Obama's Budget 2015
Copies of President Barack Obama's proposed 2016 budget are displayed for sale at the Government Printing Office in Washington Feb. 2, 2015. REUTERS/Jonathan Ernst

President Barack Obama’s budget proposal unveiled Monday keeps the deficit at steady levels over the next 10 years in a plan that would make the deficit about 2 ½ percent of GDP. But Republican leaders were quick to slam the proposal for not being balanced since the budget adds $474 billion to the federal debt in the 2016 fiscal year.

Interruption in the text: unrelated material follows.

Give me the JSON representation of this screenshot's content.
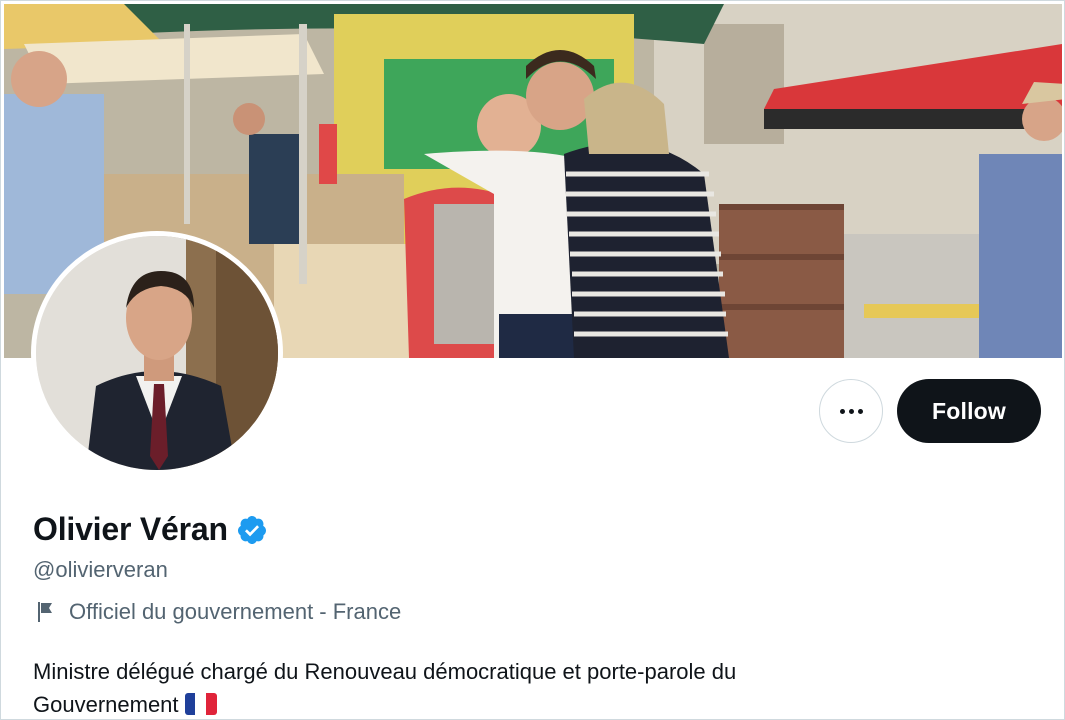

Obama referenced shrinking deficits under his administration as the rationale for his $4 trillion spending plan that includes middle-class tax credits, free community college and an end to the trust fund loophole that allows the wealthiest Americans to avoid taxes on unearned income. “Since I took office we have cut our deficits by two-thirds. That’s the fastest period of sustained deficit reduction since the de-mobilization at the end of World War II,” the president said shortly after his FY 2016 budget was released. “So we can afford to make these investments while remaining fiscally responsible. …We just got to be smarter about how we pay for priorities and that’s what my budget does.” Despite the $474 billion deficit under the president’s plan, he said the spending proposal is “fully paid for” through spending cuts and tax reforms.

House Speaker John Boehner said the $4 trillion proposal, which is just a starting point in negotiations between the president and Congress, doesn’t curb government spending as it should. “It may be Groundhog Day, but the American people can’t afford a repeat of the same old top-down policies of the past,” the speaker said in a statement.

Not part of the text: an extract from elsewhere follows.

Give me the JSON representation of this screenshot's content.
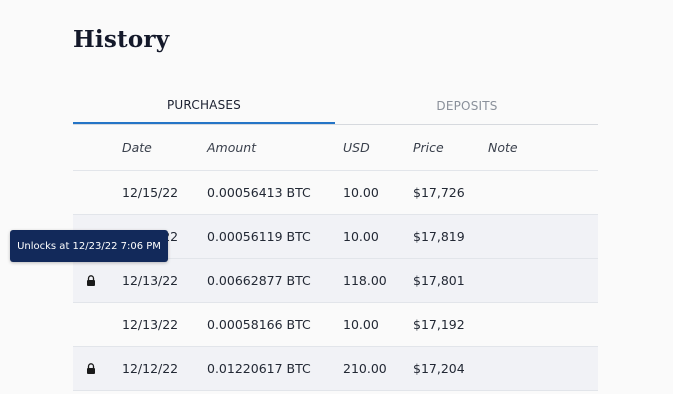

“Like the president’s previous budgets, this plan never balances – ever. It contains no solutions to address the drivers of our debt, and no plan to fix our entire tax code to help foster growth and create jobs. Worse yet, President Obama would impose new taxes and more spending without a responsible plan to honestly address the big challenges facing our country,” Boehner added. “While the president budget’s is about the past, our budget will be about the future. We will address our government’s spending problem and protect our national security. Our budget will balance, and it will help promote job creation and higher wages, not more government bureaucracy.”

U.S. Rep. Paul Ryan, chairman of the House Ways and Means Committee and the architect of Republican budget plans since 2008, slammed Obama’s budget as “more of the same.” “The American people are working harder than ever to get ahead, and this administration wants to put up yet another roadblock: $2.1 trillion in new taxes,” he said in a statement. “And despite this massive tax hike, the President's budget never balances, adding $8.5 trillion in more debt. This is simply unacceptable.”

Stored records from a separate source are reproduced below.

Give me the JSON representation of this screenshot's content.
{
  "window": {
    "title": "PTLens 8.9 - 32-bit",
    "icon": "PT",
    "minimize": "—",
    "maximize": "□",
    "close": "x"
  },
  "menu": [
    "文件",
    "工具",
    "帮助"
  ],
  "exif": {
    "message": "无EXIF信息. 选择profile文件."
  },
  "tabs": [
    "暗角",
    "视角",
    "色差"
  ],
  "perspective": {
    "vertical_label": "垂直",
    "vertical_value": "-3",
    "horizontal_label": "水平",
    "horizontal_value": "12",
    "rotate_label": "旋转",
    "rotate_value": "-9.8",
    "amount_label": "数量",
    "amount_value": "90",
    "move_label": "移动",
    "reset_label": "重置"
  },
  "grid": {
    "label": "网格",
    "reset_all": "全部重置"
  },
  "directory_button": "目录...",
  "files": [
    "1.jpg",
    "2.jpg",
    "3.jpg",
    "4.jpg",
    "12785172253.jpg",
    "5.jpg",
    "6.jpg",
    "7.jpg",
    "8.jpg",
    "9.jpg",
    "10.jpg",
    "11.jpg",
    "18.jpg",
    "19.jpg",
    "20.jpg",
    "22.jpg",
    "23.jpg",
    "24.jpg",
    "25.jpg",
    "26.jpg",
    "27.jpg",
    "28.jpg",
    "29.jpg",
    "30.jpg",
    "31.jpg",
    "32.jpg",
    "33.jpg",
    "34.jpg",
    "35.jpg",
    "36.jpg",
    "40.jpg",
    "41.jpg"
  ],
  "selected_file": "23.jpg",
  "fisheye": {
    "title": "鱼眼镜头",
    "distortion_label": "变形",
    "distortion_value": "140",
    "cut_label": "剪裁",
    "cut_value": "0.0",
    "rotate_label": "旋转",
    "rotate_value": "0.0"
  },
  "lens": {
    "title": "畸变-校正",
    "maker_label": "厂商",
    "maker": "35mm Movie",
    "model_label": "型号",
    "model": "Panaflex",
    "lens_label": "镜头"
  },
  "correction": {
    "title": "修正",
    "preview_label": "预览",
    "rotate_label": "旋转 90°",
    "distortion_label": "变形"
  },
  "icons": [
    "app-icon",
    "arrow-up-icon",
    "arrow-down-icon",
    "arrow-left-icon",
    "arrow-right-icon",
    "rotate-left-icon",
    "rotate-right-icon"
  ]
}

Senate Majority Leader Mitch McConnell used similar language in criticizing Obama’s budget. “President Obama promised in the State of the Union to deliver a budget filled with ‘ideas that are practical, not partisan.’ Unfortunately, what we saw this morning was another top-down, backward-looking document that caters to powerful political bosses on the left and never balances—ever,” he said in a statement. “The new Congress will focus on ways to help the middle class instead as we work to pass the serious kind of budget all Americans deserve: one that roots out and reforms wasteful spending, and that aims to grow middle-class jobs and opportunity instead of Washington’s bureaucracy.”

House Minority Leader Nancy Pelosi and Senate Minority Leader Harry Reid did not immediately comment on the president's budget.